L’unico ente che non è venuto meno ai propri impegni permettendoci di lavorare è l’ufficio provinciale dell’agricoltura di Lecce che ha preso a cuore le sorti del nostro territorio e di un comparto che sviluppa un numero di giornate lavorative annue che sfiora le 70 mila, impiegando oltre mille lavoratori. È bene ricordare che l’areale otrantino, come molti altri settori del Salento, non pullula di industrie in grado di garantire lavoro, ma fonda la propria economia sul turismo dei 3 mesi estivi e su quel poco di agricoltura che gente come noi cerca di portare avanti.
Neanche questi aspetti occupazionali, fortemente a rischio, hanno attirato l’attenzione del presidente della Regione Puglia che non si è mai interessato delle nostre vicissitudini. Non è stato neanche in grado di opporsi alla violenza protratta sull’agricoltura del nostro territorio quando il ministro dell’agricoltura ha emanato un decreto che ha dichiarato tutta l’Italia territorio indenne da Xylella fastidiosa tranne le provincie di Brindisi e Lecce. Questa genialata italiana ha generato tutta una serie di emendamenti in cascata da parte dei Paesi esteri (nord Africa) che vietano l’importazione di barbatelle solo dalla Puglia. Una catastrofe economica di portata incalcolabile.

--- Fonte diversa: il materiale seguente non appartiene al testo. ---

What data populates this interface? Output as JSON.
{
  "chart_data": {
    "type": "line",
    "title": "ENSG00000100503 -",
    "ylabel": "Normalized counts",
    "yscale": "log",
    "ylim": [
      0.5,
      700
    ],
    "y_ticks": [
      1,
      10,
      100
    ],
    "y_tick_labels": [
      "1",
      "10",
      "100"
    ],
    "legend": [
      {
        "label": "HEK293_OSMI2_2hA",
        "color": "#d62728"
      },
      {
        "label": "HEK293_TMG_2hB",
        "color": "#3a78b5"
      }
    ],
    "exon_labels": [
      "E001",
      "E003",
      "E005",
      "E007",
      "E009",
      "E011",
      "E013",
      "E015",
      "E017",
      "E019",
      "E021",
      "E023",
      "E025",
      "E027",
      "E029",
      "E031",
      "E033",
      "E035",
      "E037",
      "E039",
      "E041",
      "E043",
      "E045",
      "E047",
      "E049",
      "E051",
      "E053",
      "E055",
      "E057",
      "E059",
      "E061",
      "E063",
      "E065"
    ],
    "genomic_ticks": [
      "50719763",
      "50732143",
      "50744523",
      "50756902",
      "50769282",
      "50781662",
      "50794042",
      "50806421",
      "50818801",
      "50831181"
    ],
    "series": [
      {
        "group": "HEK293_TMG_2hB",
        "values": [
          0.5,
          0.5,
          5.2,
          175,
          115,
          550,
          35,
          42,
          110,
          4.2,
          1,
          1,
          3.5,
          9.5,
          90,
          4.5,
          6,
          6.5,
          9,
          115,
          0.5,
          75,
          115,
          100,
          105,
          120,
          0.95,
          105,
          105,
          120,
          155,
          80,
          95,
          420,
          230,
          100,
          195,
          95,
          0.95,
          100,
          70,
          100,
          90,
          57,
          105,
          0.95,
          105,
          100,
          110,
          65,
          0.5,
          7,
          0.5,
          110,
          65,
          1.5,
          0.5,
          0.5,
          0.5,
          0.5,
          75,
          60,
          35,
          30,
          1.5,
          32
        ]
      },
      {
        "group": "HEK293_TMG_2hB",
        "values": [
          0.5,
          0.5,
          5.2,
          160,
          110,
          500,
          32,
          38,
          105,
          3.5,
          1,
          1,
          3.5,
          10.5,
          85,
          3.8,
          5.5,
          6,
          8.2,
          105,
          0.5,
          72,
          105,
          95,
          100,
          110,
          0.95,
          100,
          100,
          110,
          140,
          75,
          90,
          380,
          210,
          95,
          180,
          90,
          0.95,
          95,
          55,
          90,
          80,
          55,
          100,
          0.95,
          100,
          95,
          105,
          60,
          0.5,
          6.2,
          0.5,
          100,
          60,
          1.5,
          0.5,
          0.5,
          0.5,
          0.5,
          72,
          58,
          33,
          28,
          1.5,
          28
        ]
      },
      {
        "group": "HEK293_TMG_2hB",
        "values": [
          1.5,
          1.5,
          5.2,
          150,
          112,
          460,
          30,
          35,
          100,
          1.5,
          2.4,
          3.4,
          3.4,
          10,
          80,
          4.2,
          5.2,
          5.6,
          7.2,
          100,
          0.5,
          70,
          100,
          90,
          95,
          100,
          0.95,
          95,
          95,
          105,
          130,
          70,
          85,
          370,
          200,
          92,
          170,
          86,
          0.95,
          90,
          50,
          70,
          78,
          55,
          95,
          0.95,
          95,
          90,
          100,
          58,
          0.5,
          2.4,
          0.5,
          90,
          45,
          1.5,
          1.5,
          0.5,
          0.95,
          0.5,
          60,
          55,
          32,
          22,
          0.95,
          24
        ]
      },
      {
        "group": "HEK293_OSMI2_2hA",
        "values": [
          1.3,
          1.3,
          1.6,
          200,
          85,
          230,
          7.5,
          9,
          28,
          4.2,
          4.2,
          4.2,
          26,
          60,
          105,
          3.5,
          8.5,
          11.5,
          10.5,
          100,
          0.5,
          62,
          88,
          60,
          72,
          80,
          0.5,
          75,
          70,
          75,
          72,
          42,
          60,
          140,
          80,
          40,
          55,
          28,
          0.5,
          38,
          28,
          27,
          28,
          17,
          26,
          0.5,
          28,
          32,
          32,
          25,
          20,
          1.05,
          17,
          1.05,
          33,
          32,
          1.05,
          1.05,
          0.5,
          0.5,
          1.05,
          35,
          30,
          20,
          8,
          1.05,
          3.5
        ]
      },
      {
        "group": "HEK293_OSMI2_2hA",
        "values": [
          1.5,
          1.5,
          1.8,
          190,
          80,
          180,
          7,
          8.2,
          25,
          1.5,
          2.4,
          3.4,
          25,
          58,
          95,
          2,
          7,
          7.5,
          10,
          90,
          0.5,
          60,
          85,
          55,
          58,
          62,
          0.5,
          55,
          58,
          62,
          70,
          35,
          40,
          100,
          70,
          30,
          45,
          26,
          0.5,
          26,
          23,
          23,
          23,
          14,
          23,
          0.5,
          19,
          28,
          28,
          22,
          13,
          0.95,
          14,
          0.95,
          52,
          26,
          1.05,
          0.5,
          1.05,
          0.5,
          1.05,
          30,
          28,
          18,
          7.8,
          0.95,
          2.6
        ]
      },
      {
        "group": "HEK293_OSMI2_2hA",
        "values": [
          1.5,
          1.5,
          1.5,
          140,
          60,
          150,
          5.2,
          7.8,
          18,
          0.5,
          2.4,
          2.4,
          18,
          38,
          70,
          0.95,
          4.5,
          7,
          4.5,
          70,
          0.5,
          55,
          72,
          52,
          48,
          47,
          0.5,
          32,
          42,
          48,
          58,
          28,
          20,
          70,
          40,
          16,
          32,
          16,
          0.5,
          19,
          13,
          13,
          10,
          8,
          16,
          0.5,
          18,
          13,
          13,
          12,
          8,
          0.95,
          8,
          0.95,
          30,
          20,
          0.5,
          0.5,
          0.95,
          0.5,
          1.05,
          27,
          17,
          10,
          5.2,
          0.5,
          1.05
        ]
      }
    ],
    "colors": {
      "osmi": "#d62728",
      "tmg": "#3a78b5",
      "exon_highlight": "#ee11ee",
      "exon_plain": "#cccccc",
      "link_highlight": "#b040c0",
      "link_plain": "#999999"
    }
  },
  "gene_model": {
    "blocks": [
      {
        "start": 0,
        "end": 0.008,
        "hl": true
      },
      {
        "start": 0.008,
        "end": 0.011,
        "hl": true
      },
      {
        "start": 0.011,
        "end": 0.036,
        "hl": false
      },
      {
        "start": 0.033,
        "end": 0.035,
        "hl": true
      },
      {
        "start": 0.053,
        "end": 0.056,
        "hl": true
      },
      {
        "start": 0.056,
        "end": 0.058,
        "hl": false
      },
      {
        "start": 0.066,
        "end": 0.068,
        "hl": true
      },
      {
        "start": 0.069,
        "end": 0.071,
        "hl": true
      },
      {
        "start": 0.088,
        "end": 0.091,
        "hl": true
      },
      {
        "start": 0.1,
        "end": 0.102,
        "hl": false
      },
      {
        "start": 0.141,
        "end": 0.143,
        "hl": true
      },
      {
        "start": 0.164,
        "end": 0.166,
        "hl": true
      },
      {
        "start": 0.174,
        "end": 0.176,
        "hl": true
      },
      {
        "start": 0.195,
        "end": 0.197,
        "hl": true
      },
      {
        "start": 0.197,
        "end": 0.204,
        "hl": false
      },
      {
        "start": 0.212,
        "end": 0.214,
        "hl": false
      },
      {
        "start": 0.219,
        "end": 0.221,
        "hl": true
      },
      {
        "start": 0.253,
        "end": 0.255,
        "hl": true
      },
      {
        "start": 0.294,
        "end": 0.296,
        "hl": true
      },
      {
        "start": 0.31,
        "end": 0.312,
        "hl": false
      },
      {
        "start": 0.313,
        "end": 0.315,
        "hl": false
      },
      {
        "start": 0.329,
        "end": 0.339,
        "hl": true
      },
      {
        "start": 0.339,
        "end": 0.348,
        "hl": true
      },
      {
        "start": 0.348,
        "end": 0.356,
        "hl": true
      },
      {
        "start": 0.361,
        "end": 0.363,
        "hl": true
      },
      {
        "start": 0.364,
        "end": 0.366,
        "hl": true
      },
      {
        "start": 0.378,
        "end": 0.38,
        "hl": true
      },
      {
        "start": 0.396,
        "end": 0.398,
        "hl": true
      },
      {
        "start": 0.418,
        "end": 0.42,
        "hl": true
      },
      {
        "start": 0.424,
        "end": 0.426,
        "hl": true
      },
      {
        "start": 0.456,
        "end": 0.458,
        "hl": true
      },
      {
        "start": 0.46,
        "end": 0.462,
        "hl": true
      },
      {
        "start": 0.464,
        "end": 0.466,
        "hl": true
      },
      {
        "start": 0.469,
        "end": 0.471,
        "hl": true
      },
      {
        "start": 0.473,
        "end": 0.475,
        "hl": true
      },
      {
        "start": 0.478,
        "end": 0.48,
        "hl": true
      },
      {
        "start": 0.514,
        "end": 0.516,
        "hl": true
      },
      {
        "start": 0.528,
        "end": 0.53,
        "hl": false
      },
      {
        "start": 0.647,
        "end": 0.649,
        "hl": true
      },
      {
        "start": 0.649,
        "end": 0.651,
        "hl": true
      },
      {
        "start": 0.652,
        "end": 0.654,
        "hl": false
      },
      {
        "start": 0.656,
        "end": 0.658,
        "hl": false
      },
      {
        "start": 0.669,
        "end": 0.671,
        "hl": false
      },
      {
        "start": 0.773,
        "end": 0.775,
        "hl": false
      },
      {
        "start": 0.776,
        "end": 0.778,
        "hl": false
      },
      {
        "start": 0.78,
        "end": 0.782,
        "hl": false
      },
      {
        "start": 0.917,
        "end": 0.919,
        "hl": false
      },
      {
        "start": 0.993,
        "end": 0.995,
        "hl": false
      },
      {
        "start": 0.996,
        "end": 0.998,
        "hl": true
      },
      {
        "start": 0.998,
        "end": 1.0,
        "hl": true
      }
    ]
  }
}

Ovviamente anche il presidente della Regione non si è mai degnato di rispondere alle nostre richieste di incontro per cui la mia domanda è: per quale motivo io, in piena solitudine devo continuare a lavorare con tali e tante difficoltà in un territorio che mi ha completamente abbandonato nella sua rappresentanza istituzionale?
Allora per farla breve, comunico ufficialmente che la mia azienda si è già trasferita in un’altra Regione con una nuova licenza vivaistica, e ringrazio l’intera giunta regionale per “l’impegno” che ci ha messo per distruggere in soli 3 anni tutti gli sforzi della mia famiglia ed i miei sogni per il futuro.
Mi rimane il tempo di terminare i lavori di produzione delle mie ultime barbatelle “made in Otranto” e mi vedrò costretto a licenziare tutti e 13 i miei dipendenti, non per mie colpe. Vado via con la coscienza pulita e con il rammarico e la delusione di avere una classe politica completamente incapace di tutelarmi. Altri colleghi vivaisti seguiranno la scia per cui mi auguro che i nostri politici possano prevedere un futuro più roseo a tutti quei lavoratori agricoli che la xylella rende disoccupati.